Ziauddin Sardar - Identity and Multiculturalism

Identity and Multiculturalism

Sardar has written extensively on identity. He shares with the psychologist and philosopher from India, Ashis Nandy, the idea that humans do not have one but multiple identities. Identity, he argues, is not monolithic and static; but multiple and ever-changing.

He has said: "Many categories of identity that we have conventionally projected on others – such as the ‘evil Orientals’, the ‘inferior races of the colonies’, the immigrants, the Blacks, the refugees, the gypsies, the homosexuals - are now an integral part of ourselves.

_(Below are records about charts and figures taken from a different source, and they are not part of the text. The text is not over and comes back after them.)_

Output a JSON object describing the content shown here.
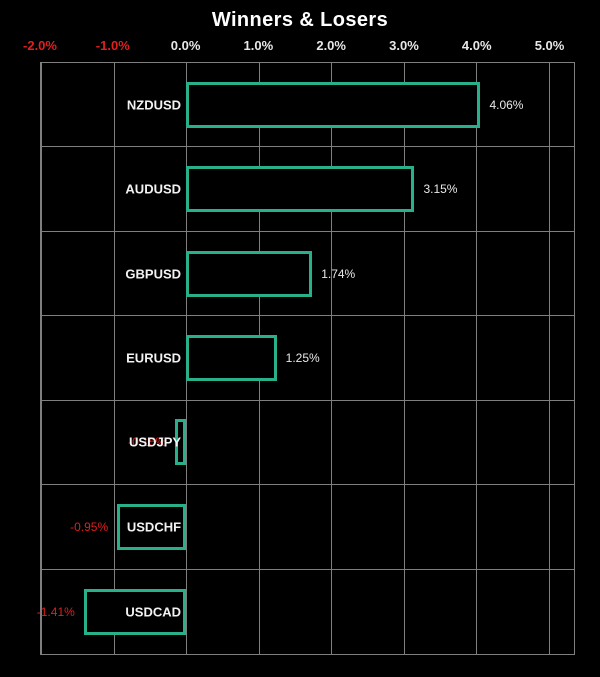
{
  "title": "Winners & Losers",
  "colors": {
    "background": "#000000",
    "bar_border": "#28b08a",
    "bar_fill": "#000000",
    "grid": "#7f7f7f",
    "positive_text": "#e9e9e9",
    "negative_text": "#e01f1f",
    "title_text": "#ffffff"
  },
  "chart_data": {
    "type": "bar",
    "orientation": "horizontal",
    "title": "Winners & Losers",
    "xlabel": "",
    "ylabel": "",
    "xlim": [
      -2.0,
      5.35
    ],
    "grid": true,
    "legend": false,
    "ticks": [
      {
        "label": "-2.0%",
        "value": -2.0,
        "negative": true
      },
      {
        "label": "-1.0%",
        "value": -1.0,
        "negative": true
      },
      {
        "label": "0.0%",
        "value": 0.0,
        "negative": false
      },
      {
        "label": "1.0%",
        "value": 1.0,
        "negative": false
      },
      {
        "label": "2.0%",
        "value": 2.0,
        "negative": false
      },
      {
        "label": "3.0%",
        "value": 3.0,
        "negative": false
      },
      {
        "label": "4.0%",
        "value": 4.0,
        "negative": false
      },
      {
        "label": "5.0%",
        "value": 5.0,
        "negative": false
      }
    ],
    "categories": [
      "NZDUSD",
      "AUDUSD",
      "GBPUSD",
      "EURUSD",
      "USDJPY",
      "USDCHF",
      "USDCAD"
    ],
    "values": [
      4.06,
      3.15,
      1.74,
      1.25,
      -0.15,
      -0.95,
      -1.41
    ],
    "value_labels": [
      "4.06%",
      "3.15%",
      "1.74%",
      "1.25%",
      "-0.15%",
      "-0.95%",
      "-1.41%"
    ]
  }
}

It is not just that they are our neighbours but their ideas, concepts, lifestyles, food, clothes now play a central part in shaping ‘us’ and ‘our society’. We thus have no yardstick to measure our difference and define ourselves."

In his book Orientalism and in Why Do People Hate America and American Dream, Global Nightmare, co-written with Merryl Wyn Davies, he explores how Muslims are perceived in books, films, television series and advertisements. He argues that the image of Muslims as "the darker side of Europe" seems to be a fixture of western consciousness and is recycled from generation to generation. In Aliens R Us, he says that Orientalist imagery has become an integral part of science fiction cinema.

Sardar is a strong supporter of multiculturalism. He argues that multiculturalism is concerned about transforming power to non-western cultures and allowing these cultures to speak for themselves.

In the first volume of his memoirs, Desperately Seeking Paradise, he explores different facets of Muslim identity. In Balti Britain, he explores what it means to be British and Asian in contemporary Britain. He has said: 'In Britain, we neglected to learn how we have been shaped by a long history of mutual entanglement and belonging. Without such learning we cannot give young British Asians the respect they deserve or appreciate the comfort so many have in living their compound identity, in being simultaneously British and Asian.